Nine demanding campaigns, eight All-Ireland crowns, a similar haul of league titles. In truth, it was only a matter of time before the onset of staleness threatened to derail the red juggernaut.
For the Cork ladies footballers, their period of stagnation arrived in June of 2013. Successive defeats to Kerry brought the curtain down on their provincial dominance, their championship involvement almost ended at the hands of Armagh in round one of the qualifiers. Though the ship was righted and another championship secured later that year, all involved realised the panel required a fresh outlook.
Juliet Murphy and Elaine Harte hung up their boots over the winter and the group of players who had delivered 16 national titles since 2005 could not be expected to once again return to the well. Accepting as much, manager Eamonn Ryan unearthed a host of new talent in a bid to improve squad strength. Their league crown defended, the Munster title wrestled back from the Kingdom. Normal service restored.
“The whole set-up is far more settled this year by comparison with last year,” admitted wing-back Geraldine O’Flynn at an event to mark SuperValu’s sponsorship of the Cork Ladies.
“Juliet (Murphy) came back this time last year, this year we knew she was leaving for good. That was all said at the start of the year, who was staying and who was deciding to call it a day.

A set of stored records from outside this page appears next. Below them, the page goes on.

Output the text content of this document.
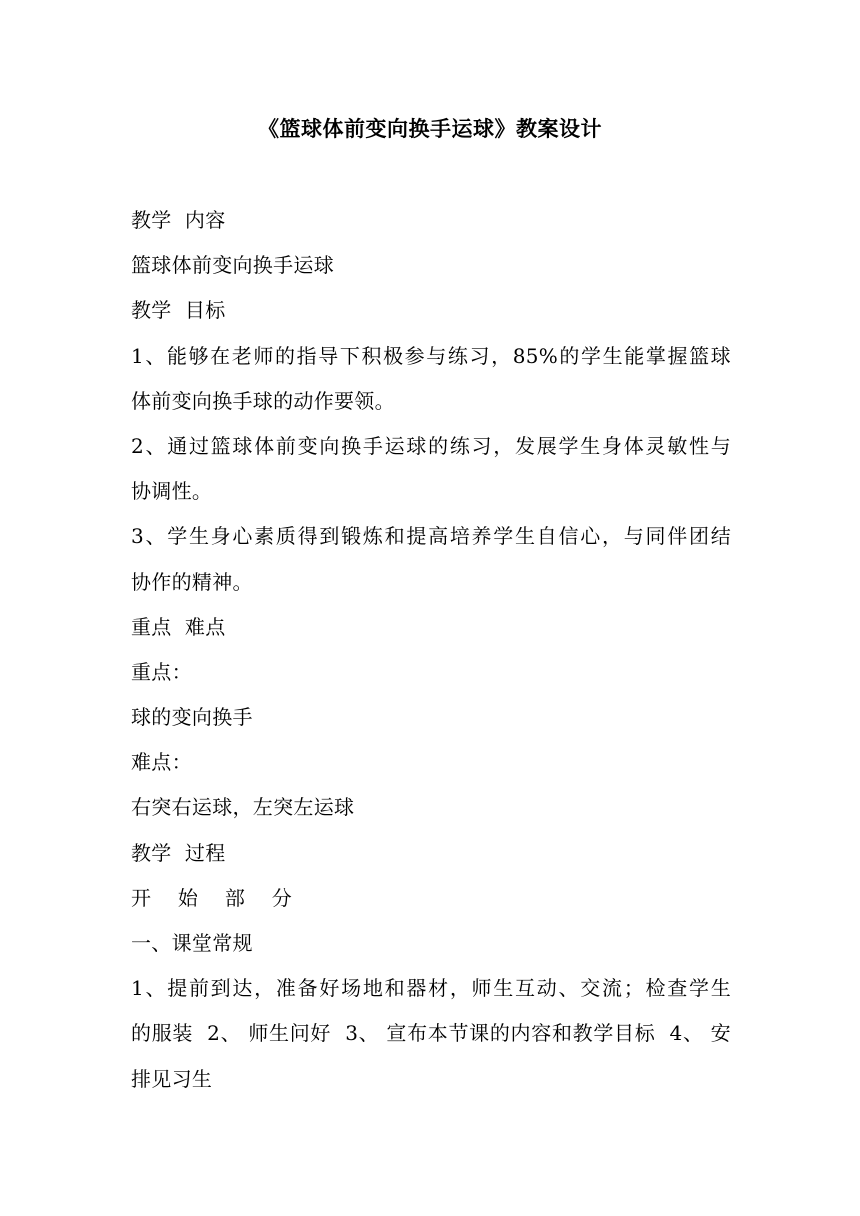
《篮球体前变向换手运球》教案设计
教学  内容
篮球体前变向换手运球
教学  目标
1、能够在老师的指导下积极参与练习，85%的学生能掌握篮球
体前变向换手球的动作要领。
2、通过篮球体前变向换手运球的练习，发展学生身体灵敏性与
协调性。
3、学生身心素质得到锻炼和提高培养学生自信心，与同伴团结
协作的精神。
重点  难点
重点：
球的变向换手
难点：
右突右运球，左突左运球
教学  过程
开    始    部    分
一、课堂常规
1、提前到达，准备好场地和器材，师生互动、交流；检查学生
的服装  2、 师生问好  3、 宣布本节课的内容和教学目标  4、 安
排见习生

There was no question marks over any player. We weren’t waiting for Juliet to come back or anyone else for that matter. We knew from the start of the year this was the way it was going to be for 2014. I think we are more settled as a result.
“Ten years is an awful long time on the road so of course new blood is going to be required at some stage. It is what we needed. We can’t be saying ‘what if’ if we get knocked out of the championship. Eamonn is making the changes as needs be. Some huge people have come into the team, the likes of Roisín Phelan, Grace Kearney, Vera Foley, Orla Finn and Emma Farmer. Given he has freshened it up there is no sense that 2014 will be our swansong, a feeling many got last year. These new players are playing like they have been there all the time. These new players have bought into that and want to do as well as we have done. They don’t want to let us down.”

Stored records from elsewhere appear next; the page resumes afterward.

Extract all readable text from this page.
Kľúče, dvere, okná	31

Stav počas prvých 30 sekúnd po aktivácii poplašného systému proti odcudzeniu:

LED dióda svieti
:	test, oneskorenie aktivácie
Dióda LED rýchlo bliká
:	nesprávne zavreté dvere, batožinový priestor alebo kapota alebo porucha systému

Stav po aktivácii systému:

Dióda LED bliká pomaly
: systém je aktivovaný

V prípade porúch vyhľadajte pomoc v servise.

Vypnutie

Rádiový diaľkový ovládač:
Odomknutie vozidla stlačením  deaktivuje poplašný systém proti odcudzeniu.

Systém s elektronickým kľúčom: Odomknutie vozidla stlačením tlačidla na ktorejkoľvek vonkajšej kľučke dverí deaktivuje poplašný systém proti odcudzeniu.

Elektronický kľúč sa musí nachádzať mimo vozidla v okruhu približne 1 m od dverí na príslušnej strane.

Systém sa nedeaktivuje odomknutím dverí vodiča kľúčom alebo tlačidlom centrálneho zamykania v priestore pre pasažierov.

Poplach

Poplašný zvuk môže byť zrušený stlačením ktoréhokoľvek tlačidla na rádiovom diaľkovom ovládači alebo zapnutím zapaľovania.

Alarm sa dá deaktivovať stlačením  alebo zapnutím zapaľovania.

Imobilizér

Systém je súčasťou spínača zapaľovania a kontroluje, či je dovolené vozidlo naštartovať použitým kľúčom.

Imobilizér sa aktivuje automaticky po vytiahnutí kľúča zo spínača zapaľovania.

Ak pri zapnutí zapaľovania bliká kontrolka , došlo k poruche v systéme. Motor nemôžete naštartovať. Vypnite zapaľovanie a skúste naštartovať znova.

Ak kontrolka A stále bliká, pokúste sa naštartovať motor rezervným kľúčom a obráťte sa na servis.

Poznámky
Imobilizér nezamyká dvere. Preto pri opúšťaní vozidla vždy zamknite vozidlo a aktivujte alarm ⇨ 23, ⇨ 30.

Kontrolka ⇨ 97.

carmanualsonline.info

Mayo stand in Cork’s path of a return to the semi-final stage, with O’Flynn admitting it was the westerners who provided the inspiration for Cork’s glory drive a decade ago.
“We have had the better of our encounters in recent times, but they were the team we wanted to replicate in 2004 and 2005.
“They were the team everyone wanted to replicate. They still have the experience. Cora Staunton is still on the edge of the square and she has been the best player of the last decade. It will be a huge test. This Mayo team have been great ambassadors for the sport and the team we looked up to when we started out. Tables have turned and they want to take us down now. It has been highlighted that quarter-finals are where the greatest danger lies. History has proven so in our case.”